By Cara Walden, Tevel Fellowship 2014
Coming to Nepal has forced me face something that I have never thought about before. Garbage. It has become clear to me that while living in the developed world it is easy to ignore the issue of garbage because there is an established infrastructure that deals with it for us. And by “deals with it”, I mean takes it out of sight which creates the illusion that it is gone. However here in the small village of Dahu this infrastructure does not exist. Therefore the only existing solution that has been established is to either throw it on the ground or to burn it. Since being here I have done a lot of research on garbage and have learned that burning it is also just another illusion. That while the people believe they are getting rid of the garbage polluting their land, they are in fact creating a different kind of garbage that is polluting their air. In fact this is a very dangerous pollution that can cause serious harm. So in the end it has become clear that the only solution to the endless cycle of garbage is to stop creating it! However this is clearly not going to happen anytime soon. Therefore instead we can come up with ways to reuse it. With this thought, came our Garbage campaign.
The education began by showing through examples.
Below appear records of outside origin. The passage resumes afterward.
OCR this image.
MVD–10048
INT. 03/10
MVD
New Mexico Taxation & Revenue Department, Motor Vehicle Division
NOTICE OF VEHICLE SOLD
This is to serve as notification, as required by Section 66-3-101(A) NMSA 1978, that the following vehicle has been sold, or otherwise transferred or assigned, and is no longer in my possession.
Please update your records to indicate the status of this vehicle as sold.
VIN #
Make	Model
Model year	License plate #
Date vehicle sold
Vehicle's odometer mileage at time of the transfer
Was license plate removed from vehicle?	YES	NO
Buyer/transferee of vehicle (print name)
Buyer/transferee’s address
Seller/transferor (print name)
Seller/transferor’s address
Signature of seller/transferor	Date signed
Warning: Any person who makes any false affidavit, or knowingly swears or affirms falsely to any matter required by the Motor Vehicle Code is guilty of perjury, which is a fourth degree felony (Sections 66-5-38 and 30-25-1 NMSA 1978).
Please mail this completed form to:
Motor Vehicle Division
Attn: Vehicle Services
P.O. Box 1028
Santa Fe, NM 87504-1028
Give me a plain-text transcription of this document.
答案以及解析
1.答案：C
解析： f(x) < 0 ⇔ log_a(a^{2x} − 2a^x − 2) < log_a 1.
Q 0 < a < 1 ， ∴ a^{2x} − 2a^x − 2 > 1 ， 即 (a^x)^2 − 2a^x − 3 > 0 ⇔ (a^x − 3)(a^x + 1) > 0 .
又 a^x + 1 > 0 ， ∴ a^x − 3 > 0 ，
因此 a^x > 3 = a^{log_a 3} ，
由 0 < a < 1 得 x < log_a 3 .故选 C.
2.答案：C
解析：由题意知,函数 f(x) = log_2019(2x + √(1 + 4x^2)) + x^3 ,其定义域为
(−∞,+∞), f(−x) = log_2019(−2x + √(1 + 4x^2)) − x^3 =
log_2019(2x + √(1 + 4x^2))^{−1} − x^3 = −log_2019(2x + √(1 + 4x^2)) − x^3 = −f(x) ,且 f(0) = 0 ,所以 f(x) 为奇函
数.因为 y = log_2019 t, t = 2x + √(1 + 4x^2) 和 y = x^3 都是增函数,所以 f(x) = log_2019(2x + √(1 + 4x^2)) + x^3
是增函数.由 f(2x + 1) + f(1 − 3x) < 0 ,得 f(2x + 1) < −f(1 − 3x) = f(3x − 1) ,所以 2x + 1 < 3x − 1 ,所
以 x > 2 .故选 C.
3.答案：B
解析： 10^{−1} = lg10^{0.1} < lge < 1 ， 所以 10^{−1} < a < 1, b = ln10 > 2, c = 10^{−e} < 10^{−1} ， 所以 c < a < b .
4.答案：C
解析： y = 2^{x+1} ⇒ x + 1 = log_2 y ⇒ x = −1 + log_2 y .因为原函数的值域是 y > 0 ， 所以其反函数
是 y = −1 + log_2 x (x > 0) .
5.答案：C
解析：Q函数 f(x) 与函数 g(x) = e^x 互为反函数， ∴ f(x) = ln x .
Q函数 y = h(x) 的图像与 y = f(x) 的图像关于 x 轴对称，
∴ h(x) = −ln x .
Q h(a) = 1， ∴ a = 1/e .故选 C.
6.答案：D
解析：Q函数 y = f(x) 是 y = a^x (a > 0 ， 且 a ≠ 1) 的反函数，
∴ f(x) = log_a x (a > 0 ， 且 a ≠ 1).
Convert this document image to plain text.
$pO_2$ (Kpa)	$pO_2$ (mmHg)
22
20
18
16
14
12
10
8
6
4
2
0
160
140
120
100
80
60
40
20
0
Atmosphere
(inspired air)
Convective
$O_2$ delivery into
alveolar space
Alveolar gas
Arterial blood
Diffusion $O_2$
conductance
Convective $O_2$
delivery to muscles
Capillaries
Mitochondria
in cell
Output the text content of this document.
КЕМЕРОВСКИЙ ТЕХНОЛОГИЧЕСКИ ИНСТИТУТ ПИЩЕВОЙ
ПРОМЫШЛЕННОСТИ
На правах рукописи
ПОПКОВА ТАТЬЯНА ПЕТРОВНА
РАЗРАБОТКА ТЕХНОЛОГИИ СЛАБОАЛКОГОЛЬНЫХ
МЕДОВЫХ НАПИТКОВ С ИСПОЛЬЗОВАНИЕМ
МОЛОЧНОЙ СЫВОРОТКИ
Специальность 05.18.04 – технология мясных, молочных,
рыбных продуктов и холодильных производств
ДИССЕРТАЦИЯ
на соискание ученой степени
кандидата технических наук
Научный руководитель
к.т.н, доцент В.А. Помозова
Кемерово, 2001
As a group we are constantly attempting to be as inventive and creative as possible in order to reuse materials. For example, if you were to walk around our house you would see that our flower pot is in fact a plastic water bottle and our flowers are crocheted out of plastic bags; our bathroom curtains are maid out of a potato sack, and our “sink: is made out of a bucket.
The next step was formal education.In collaboration with the education team we began our campaign in the schools. The first thing we did was establish a garbage station. We organized the youth to dig a hole for the compost and then did a school wide clean up of all the plastic. The following week we met with each grade before school and provided basic information about garbage. This information included a timetable of decomposition, the effects of garbage on the earth, and then at the end we showed some examples of ways to reuse this garbage. We then announced that these examples would be taught in the coming week’s youth group meetings. For one of the sessions I taught them how to make wallets out of cookie wrappers. These are wrappers that are found all over the village and can simply be picked up off the side of the road and turned into something awesome!
All of this led to our big project, building a garbage bench! If you are wondering what this is, it is exactly what it sounds like, a bench made from garbage. We used old busted up tires, which were then stuffed with garbage and covered in cement. It turned out to be a really cool event! The kids got really involved and were able to clean up the garbage from the entire school.
Through this project my hope is that the youth will begin to see the garbage differently. This can mean that instead of seeing a plastic bag they see the potential for an art project, or they learn to not take the plastic bag at all and put whatever they just bought in their backpack. While life in the village is slow and at many times it’s hard to see the effect we can have here, it’s clear that if you put in the time it’s 100% worth it. More importantly, it’s the little things that count.